I commit to speaking up and speaking out, even when I am not directly impacted, for there is no such thing as neutrality in the quest for equity, justice, and inclusion.”
As a Haitian-American, I was affected by recent statements made by the President of the United States. Of course, it makes sense that I would be hurt or angered. Despite being born and raised in the U.S., I took personally these statements that disparaged a place that is so much a part of my heritage. I also felt helpless. I wondered how I could channel the painful feelings in a way that would make a difference, educate others and help them better understand the danger in the rhetoric being spread nationally.
I feared that while some might express outrage in the moment, these statements, like so many others, would go without consequence in the short time that it would take for the next big headline.

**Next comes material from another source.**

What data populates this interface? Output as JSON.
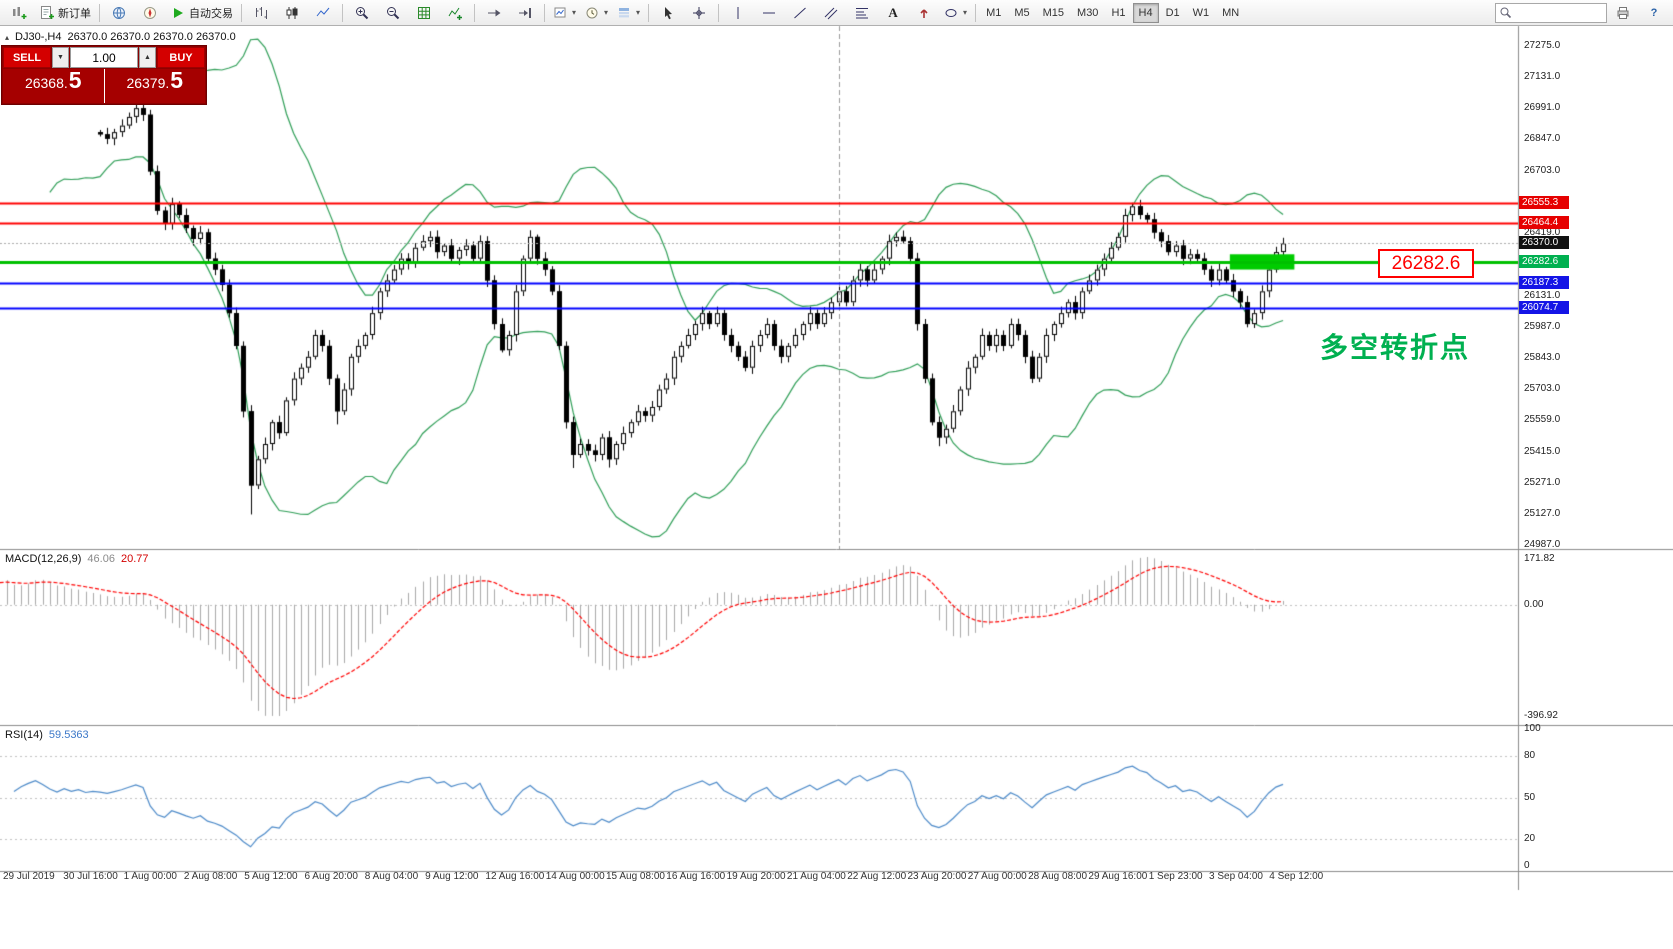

In times like these, it’s easy to get overwhelmed by the cleavage across race, class and gender in this polarized world we find ourselves in now and think that there is no way to impact the many injustices, inequity and divisiveness we see daily. It’s easy to get so overwhelmed that we begin to think that it just might be easier to throw our hands up and retreat to our safe spaces.
Dr. King said,
He who passively accepts evil is as much involved in it as he who helps to perpetrate it. He who accepts evil without protesting against it is really cooperating with it.”
This quote reminded me of the responsibility we have to use our social capital—personal assets, information, power and influence—in ways that can help create value and help us to live inclusively.
All around me, I began to take notice of how others, some with no ties to Haiti at all, responded to the president’s comments. I was heartened by the empathy shown by Anderson Cooper as he tearfully spoke of his experiences with the people of Haiti while covering the devastation of the Earthquake in 2010 that claimed over 300,000 lives. Various celebrities, and non-celebrities alike, many of whom I had no idea were also of Haitian-descent, used their platforms to create opportunities for others to learn more about Haiti and counter the negative narratives.
One such example comes from an unlikely ally, late night talk show host and comedian Conan O Brien, who took his show to Haiti. Conan, in this instance, serves as a good example of what it means to live inclusively. Here, he didn’t go to Haiti with the intent to “fix” it, or to prove or disprove others’ opinions as right or wrong. Instead, he went to see for himself, experience Haiti, educate himself and learn about the culture. He went to speak with the people, eat the food, dance to the songs, and along the way, find the humor and humanity.
He also created this opportunity for his viewers and in doing so, he developed the empathy needed to “speak up and speak out, even when not directly impacted.” This inspired me and forced me to shake the feelings of anger and helplessness, and instead use the strength of my ties to Haiti and explore the extent to which I could use my own social capital as a bridging opportunity to help others understand the counter-narrative about Haiti.
New York Times columnist, Charles Blow, said “One does not have to operate with great malice to do great harm. The absence of empathy and absence of understanding are sufficient.” In a recent keynote address he asked the audience “Are you willing, strong and brave enough to keep fighting for full racial equality?” I pose the same question here. It’s not enough to be stuck in fear or outrage. When we commit and remain willing, strong, and brave in the face of injustice of any kind, and move away from being neutral because it’s safe, that’s when we are living inclusively, actualized.